When people talk about disruptive innovation, they’re often referring to a new business model powering that innovation—one that looks quite different from the status quo. Here’s an example from higher education. Western Governors University (WGU) is a nonprofit, online-only college that serves learners otherwise shut out of the traditional system. Most students receive their bachelor’s degree in two and a half years, learning not from faculty focused on research but from a team motivated by student outcomes.

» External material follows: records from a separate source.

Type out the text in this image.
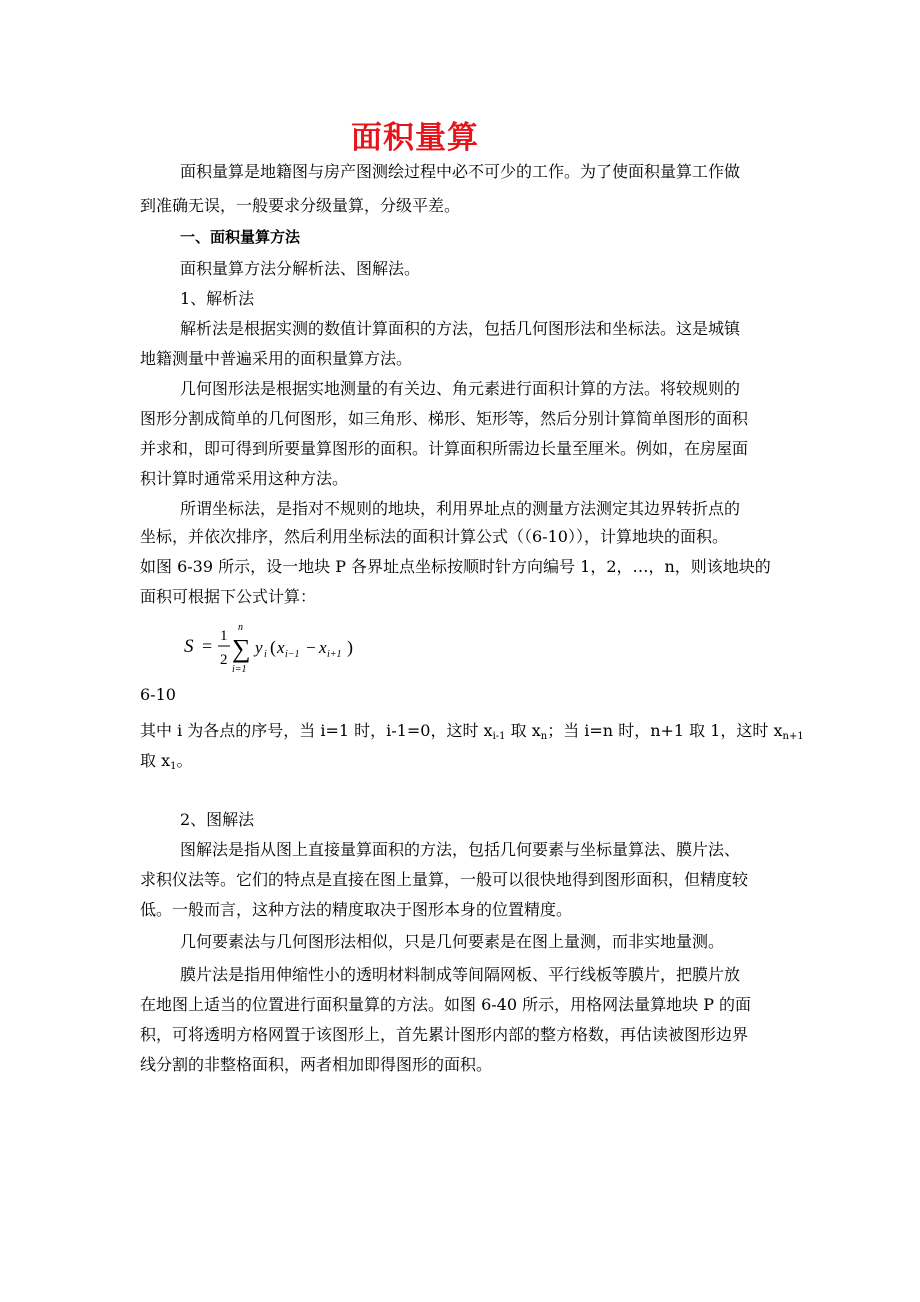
面积量算

面积量算是地籍图与房产图测绘过程中必不可少的工作。为了使面积量算工作做

到准确无误，一般要求分级量算，分级平差。

一、面积量算方法

面积量算方法分解析法、图解法。

1、解析法

解析法是根据实测的数值计算面积的方法，包括几何图形法和坐标法。这是城镇

地籍测量中普遍采用的面积量算方法。

几何图形法是根据实地测量的有关边、角元素进行面积计算的方法。将较规则的

图形分割成简单的几何图形，如三角形、梯形、矩形等，然后分别计算简单图形的面积

并求和，即可得到所要量算图形的面积。计算面积所需边长量至厘米。例如，在房屋面

积计算时通常采用这种方法。

所谓坐标法，是指对不规则的地块，利用界址点的测量方法测定其边界转折点的

坐标，并依次排序，然后利用坐标法的面积计算公式（（6-10）），计算地块的面积。

如图 6-39 所示，设一地块 P 各界址点坐标按顺时针方向编号 1，2，…，n，则该地块的

面积可根据下公式计算：

S = 1
2
n
∑
i=1
y i ( x i−1 − x i+1 )

6-10

其中 i 为各点的序号，当 i=1 时，i-1=0，这时 $x_{i-1}$ 取 $x_n$；当 i=n 时，n+1 取 1，这时 $x_{n+1}$

取 $x_1$。

2、图解法

图解法是指从图上直接量算面积的方法，包括几何要素与坐标量算法、膜片法、

求积仪法等。它们的特点是直接在图上量算，一般可以很快地得到图形面积，但精度较

低。一般而言，这种方法的精度取决于图形本身的位置精度。

几何要素法与几何图形法相似，只是几何要素是在图上量测，而非实地量测。

膜片法是指用伸缩性小的透明材料制成等间隔网板、平行线板等膜片，把膜片放

在地图上适当的位置进行面积量算的方法。如图 6-40 所示，用格网法量算地块 P 的面

积，可将透明方格网置于该图形上，首先累计图形内部的整方格数，再估读被图形边界

线分割的非整格面积，两者相加即得图形的面积。
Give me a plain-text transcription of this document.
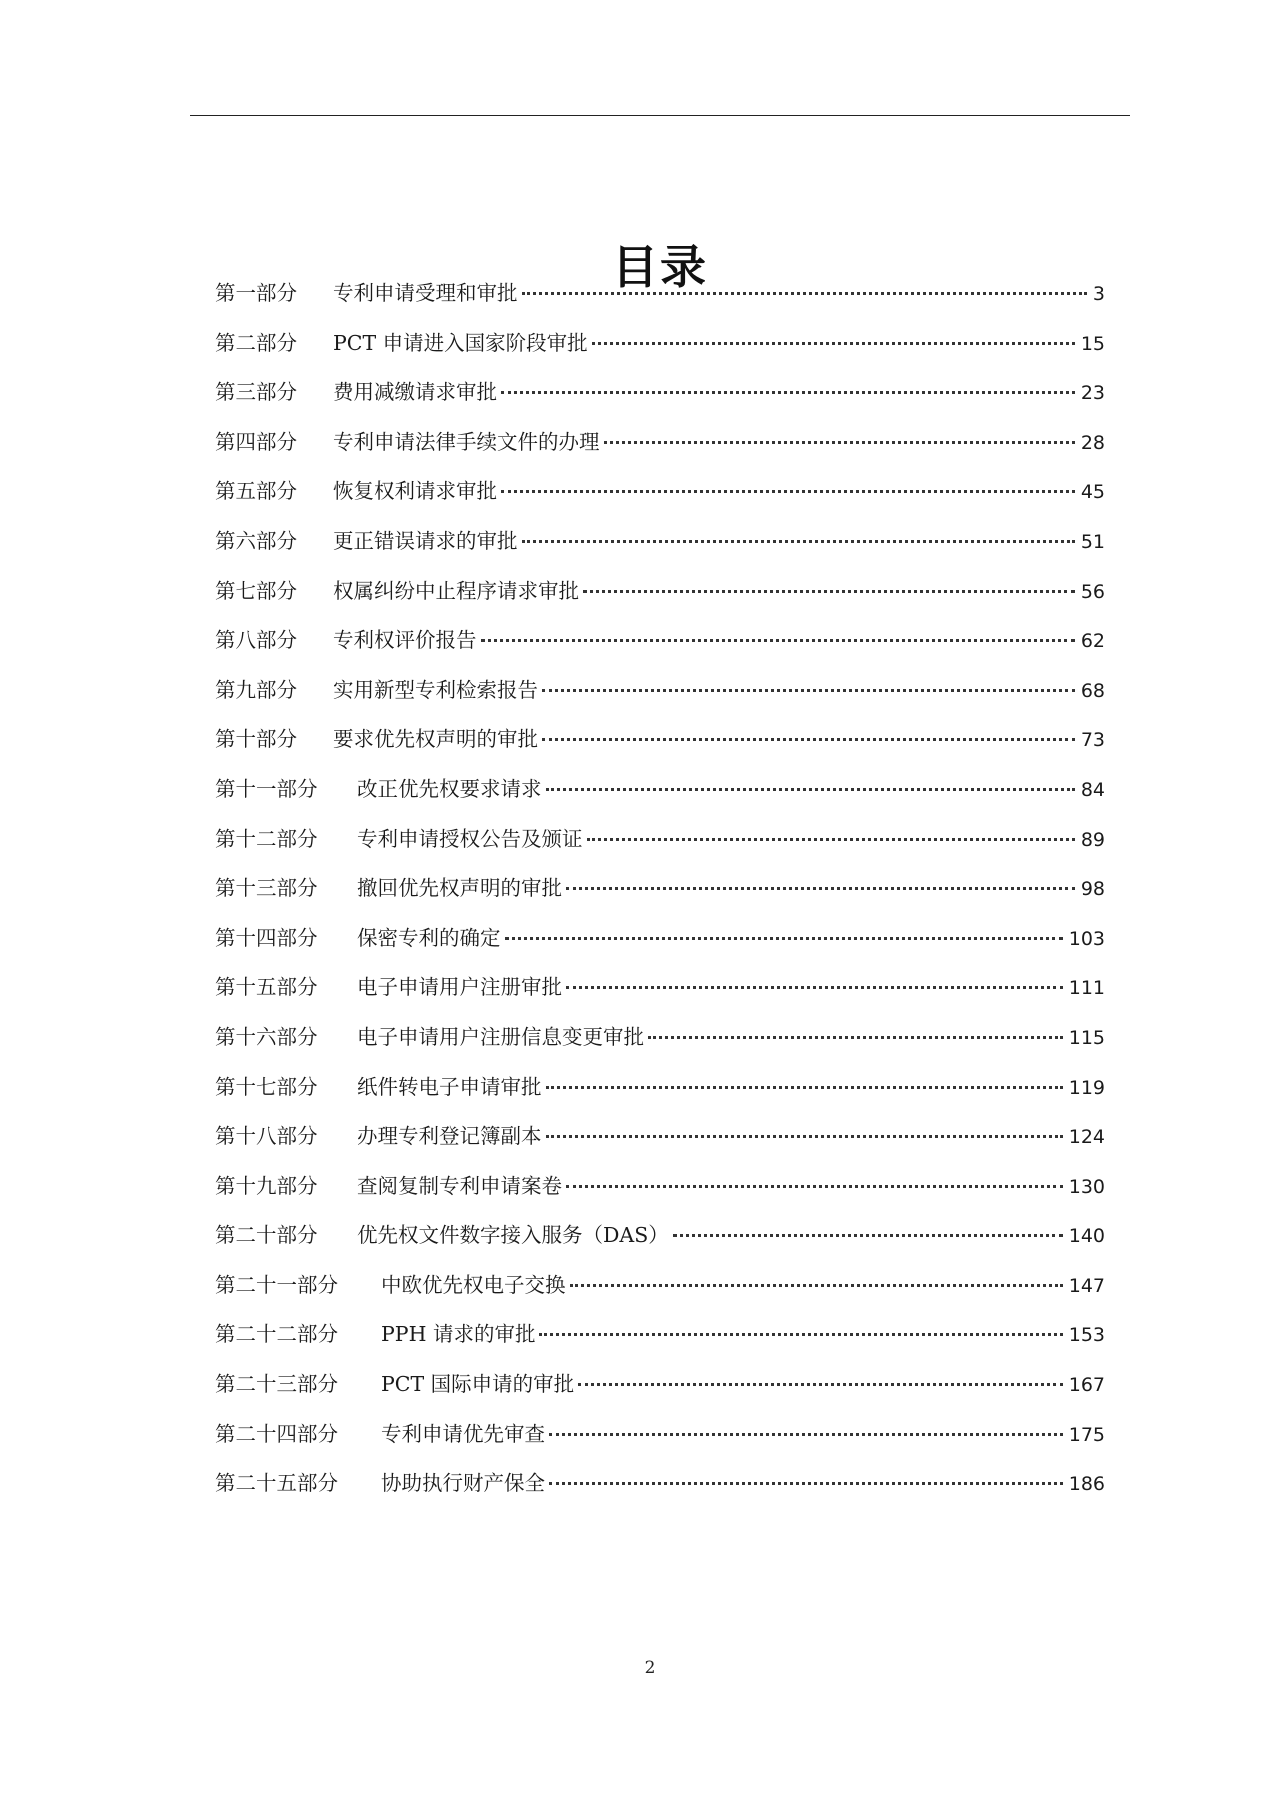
目录
第一部分	专利申请受理和审批	3
第二部分	PCT 申请进入国家阶段审批	15
第三部分	费用减缴请求审批	23
第四部分	专利申请法律手续文件的办理	28
第五部分	恢复权利请求审批	45
第六部分	更正错误请求的审批	51
第七部分	权属纠纷中止程序请求审批	56
第八部分	专利权评价报告	62
第九部分	实用新型专利检索报告	68
第十部分	要求优先权声明的审批	73
第十一部分	改正优先权要求请求	84
第十二部分	专利申请授权公告及颁证	89
第十三部分	撤回优先权声明的审批	98
第十四部分	保密专利的确定	103
第十五部分	电子申请用户注册审批	111
第十六部分	电子申请用户注册信息变更审批	115
第十七部分	纸件转电子申请审批	119
第十八部分	办理专利登记簿副本	124
第十九部分	查阅复制专利申请案卷	130
第二十部分	优先权文件数字接入服务（DAS）	140
第二十一部分	中欧优先权电子交换	147
第二十二部分	PPH 请求的审批	153
第二十三部分	PCT 国际申请的审批	167
第二十四部分	专利申请优先审查	175
第二十五部分	协助执行财产保全	186
2
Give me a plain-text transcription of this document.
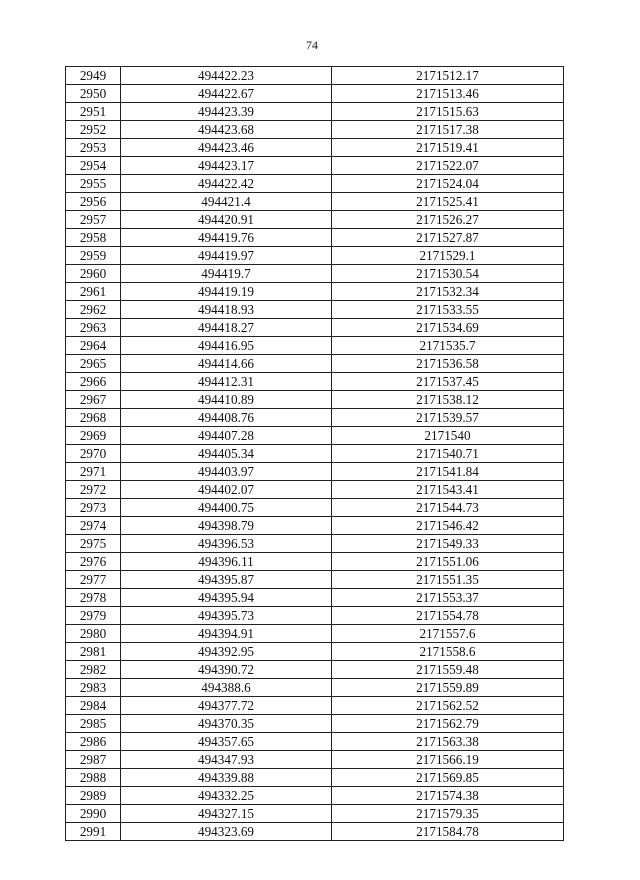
74
2949	494422.23	2171512.17
2950	494422.67	2171513.46
2951	494423.39	2171515.63
2952	494423.68	2171517.38
2953	494423.46	2171519.41
2954	494423.17	2171522.07
2955	494422.42	2171524.04
2956	494421.4	2171525.41
2957	494420.91	2171526.27
2958	494419.76	2171527.87
2959	494419.97	2171529.1
2960	494419.7	2171530.54
2961	494419.19	2171532.34
2962	494418.93	2171533.55
2963	494418.27	2171534.69
2964	494416.95	2171535.7
2965	494414.66	2171536.58
2966	494412.31	2171537.45
2967	494410.89	2171538.12
2968	494408.76	2171539.57
2969	494407.28	2171540
2970	494405.34	2171540.71
2971	494403.97	2171541.84
2972	494402.07	2171543.41
2973	494400.75	2171544.73
2974	494398.79	2171546.42
2975	494396.53	2171549.33
2976	494396.11	2171551.06
2977	494395.87	2171551.35
2978	494395.94	2171553.37
2979	494395.73	2171554.78
2980	494394.91	2171557.6
2981	494392.95	2171558.6
2982	494390.72	2171559.48
2983	494388.6	2171559.89
2984	494377.72	2171562.52
2985	494370.35	2171562.79
2986	494357.65	2171563.38
2987	494347.93	2171566.19
2988	494339.88	2171569.85
2989	494332.25	2171574.38
2990	494327.15	2171579.35
2991	494323.69	2171584.78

Compare WGU’s business model with a traditional higher education model. In traditional higher ed, high school graduates enroll in a physical campus, sign up for classes taught by faculty primarily rewarded for research rather than student learning, and progress toward graduation is based mostly on completing credit hours, not mastery of material. The result: campuses with low economies of scale, high fixed costs, and rising tuition.
WGU’s model stands in stark contrast. It offers an online-only experience. Faculty who design courses are experts in teaching and learning, and instructors focus exclusively on student progress. Students move toward graduation as they demonstrate mastery, not based on time spent in class. This allows students to progress faster, while WGU invests in scalable experiences that keep tuition affordable and outcomes-focused. By doing this, WGU is disrupting higher education with a coherent business model that increases access, improves learning outcomes, and lowers costs. Its bottom line is connecting talent to opportunity.
This example demonstrates why incremental improvements to a traditional business model are often insufficient in rapidly changing circumstances. Changing one aspect of a business model creates ripple effects across the others, which is why 99% of efforts deemed disruptive fail within incumbent business models.